Il sortit son étui et y prit un brin de paille, mais s'arrêta en plein mouvement. Il ne lui en restait presque plus. Il en avait déjà tant pris ?
Les minutes qui avaient suivit l'assassinat repassèrent dans sa tête. Au moment où il avait touché Fancy Pants, il en avait pris un. Quand il avait rangé son matériel en hâte, il en avait pris un. Quand il avait entamé la descente, il en avait pris un. Tout au long de sa route, il les avait enchaîné, à un rythme qui ne lui ressemblait pas.
Et là, alors qu'il était sur le point d'en prendre un autre, il vit que sa patte tremblait.
Il se sentait mal. Il ne s'était jamais senti mal après avoir tué quelqu'un. Il n'avait même pas raté sa cible. Les solaires penseraient le contraire, que l'assassinat du prince Blueblood avait raté, mais il n'en était rien. La cible n'était pas Blueblood. C'était Fancy Pants.
L'agent double le plus efficace des rebelles lunaires.

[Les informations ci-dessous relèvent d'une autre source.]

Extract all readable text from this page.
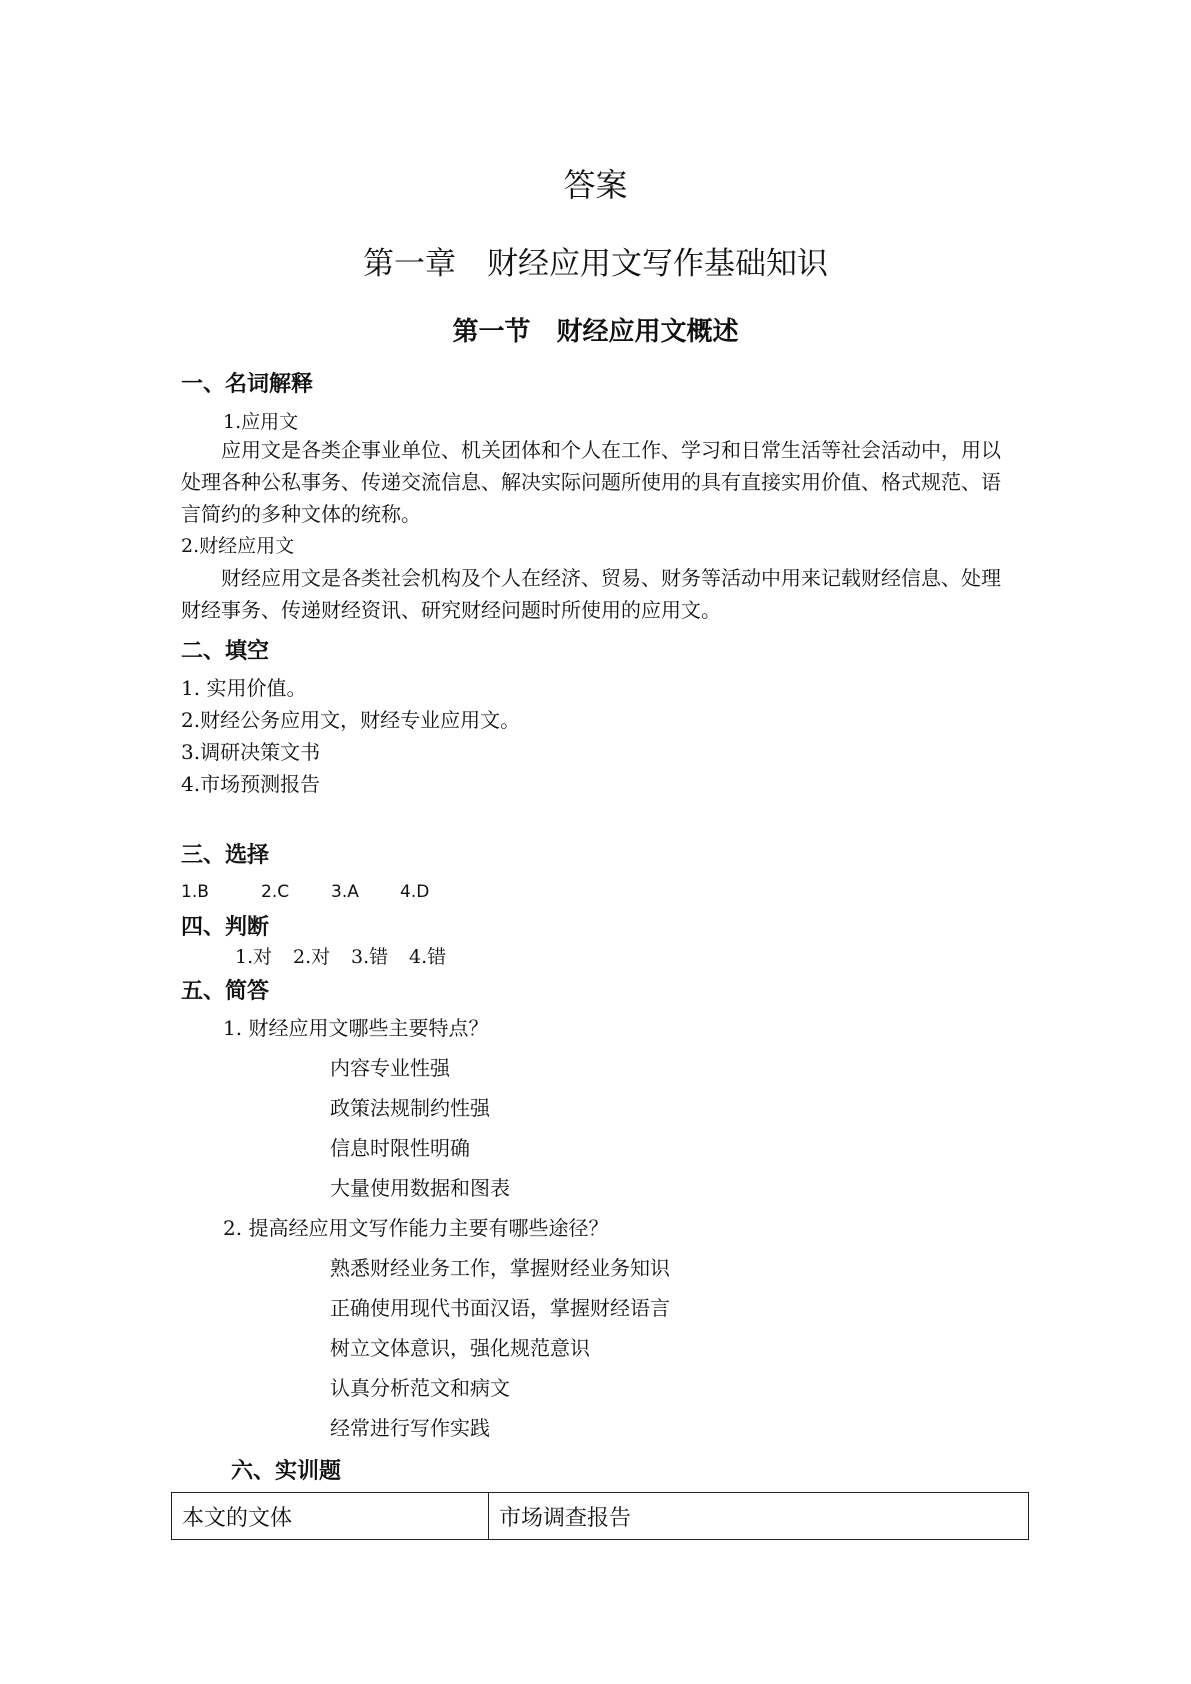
答案
第一章　财经应用文写作基础知识
第一节　财经应用文概述
一、名词解释
1.应用文
应用文是各类企事业单位、机关团体和个人在工作、学习和日常生活等社会活动中，用以处理各种公私事务、传递交流信息、解决实际问题所使用的具有直接实用价值、格式规范、语言简约的多种文体的统称。
2.财经应用文
财经应用文是各类社会机构及个人在经济、贸易、财务等活动中用来记载财经信息、处理财经事务、传递财经资讯、研究财经问题时所使用的应用文。
二、填空
1. 实用价值。
2.财经公务应用文，财经专业应用文。
3.调研决策文书
4.市场预测报告
三、选择
1.B	2.C 3.A 4.D
四、判断
1.对 2.对 3.错 4.错
五、简答
1. 财经应用文哪些主要特点？
内容专业性强
政策法规制约性强
信息时限性明确
大量使用数据和图表
2. 提高经应用文写作能力主要有哪些途径？
熟悉财经业务工作，掌握财经业务知识
正确使用现代书面汉语，掌握财经语言
树立文体意识，强化规范意识
认真分析范文和病文
经常进行写作实践
六、实训题
本文的文体	市场调查报告
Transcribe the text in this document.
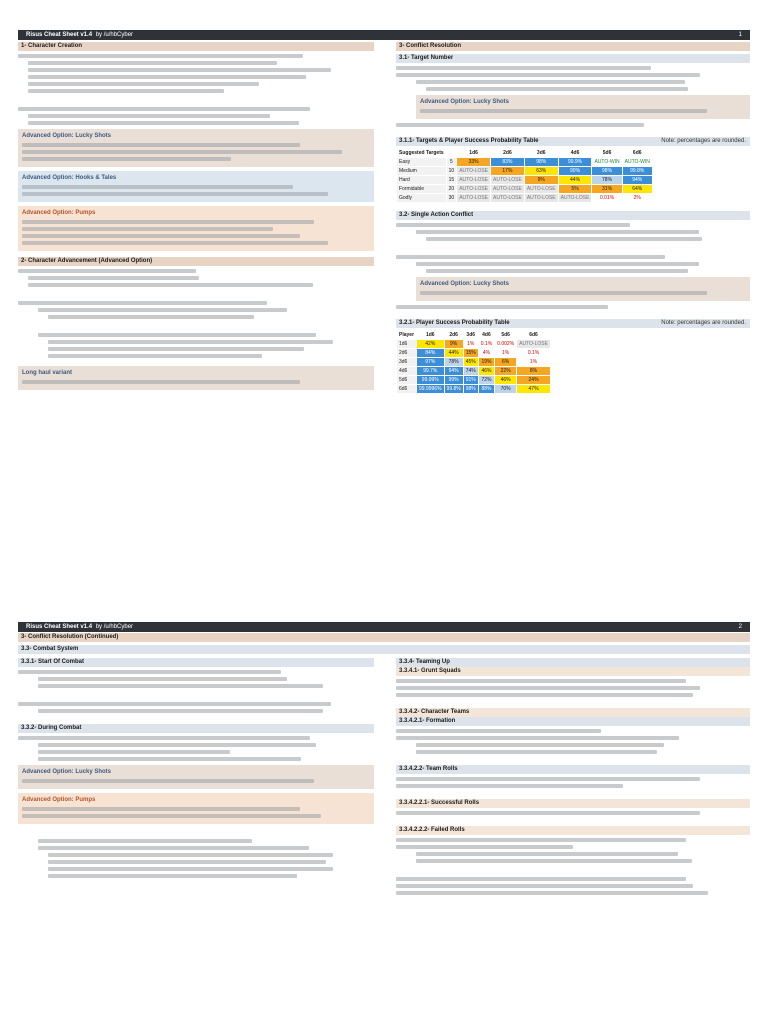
Risus Cheat Sheet v1.4 by /u/hbCyber	1
1- Character Creation
Advanced Option: Lucky Shots
Advanced Option: Hooks & Tales
Advanced Option: Pumps
2- Character Advancement (Advanced Option)
Long haul variant
3- Conflict Resolution
3.1- Target Number
Advanced Option: Lucky Shots
3.1.1- Targets & Player Success Probability Table	Note: percentages are rounded.
Suggested Targets		1d6	2d6	3d6	4d6	5d6	6d6
Easy	5	33%	83%	98%	99.9%	AUTO-WIN	AUTO-WIN
Medium	10	AUTO-LOSE	17%	63%	90%	98%	99.8%
Hard	15	AUTO-LOSE	AUTO-LOSE	9%	44%	78%	94%
Formidable	20	AUTO-LOSE	AUTO-LOSE	AUTO-LOSE	5%	31%	64%
Godly	30	AUTO-LOSE	AUTO-LOSE	AUTO-LOSE	AUTO-LOSE	0.01%	2%
3.2- Single Action Conflict
Advanced Option: Lucky Shots
3.2.1- Player Success Probability Table	Note: percentages are rounded.
Player	1d6	2d6	3d6	4d6	5d6	6d6
1d6	42%	9%	1%	0.1%	0.002%	AUTO-LOSE
2d6	84%	44%	15%	4%	1%	0.1%
3d6	97%	78%	45%	19%	6%	1%
4d6	99.7%	94%	74%	46%	22%	8%
5d6	99.99%	99%	91%	72%	46%	24%
6d6	99.9996%	99.8%	98%	88%	70%	47%
Risus Cheat Sheet v1.4 by /u/hbCyber	2
3- Conflict Resolution (Continued)
3.3- Combat System
3.3.1- Start Of Combat
3.3.2- During Combat
Advanced Option: Lucky Shots
Advanced Option: Pumps
3.3.4- Teaming Up
3.3.4.1- Grunt Squads
3.3.4.2- Character Teams
3.3.4.2.1- Formation
3.3.4.2.2- Team Rolls
3.3.4.2.2.1- Successful Rolls
3.3.4.2.2.2- Failed Rolls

Un poney intègre, pacifiste et fidèle à ses convictions, connu de Lady Rarity. Stalker était entré en contact avec lui très tôt après le début de la rébellion, et il s'est avéré que les capacité du poney mondain à se faire accepter par la plupart des cercles de la haute société pouvait faire de lui un très bon agent infiltré. Il avait donc pénétré de plus en plus profondément dans les hautes sphère de l'Empire, jusqu'à devenir suffisamment proche du prince Blueblood, de la Princesse elle-même, et même, dans une certaine mesure, de Twilight Sparkle, lui donnant accès à des informations capitales pour les lunaires.
Cependant, il lui avait fallu une couverture suffisante pour camoufler ses actes, et il s'est rapidement retrouvé responsable de l'écriture des discours de la Bouche de Celestia. Ce fut alors une longue descente en enfer pour l'ancien militant de la paix, qui se retrouvait d'une part responsable de la propagande de l'Empire, qui justifiait des actes atroces, camouflait des crimes contre des communautés entières et enjoignaient des centaines de jeunes poneys à rejoindre l'armée, et de l'autre, fournisseurs d'informations qui se soldaient par des assassinats, des sabotages ou des raids sanglants.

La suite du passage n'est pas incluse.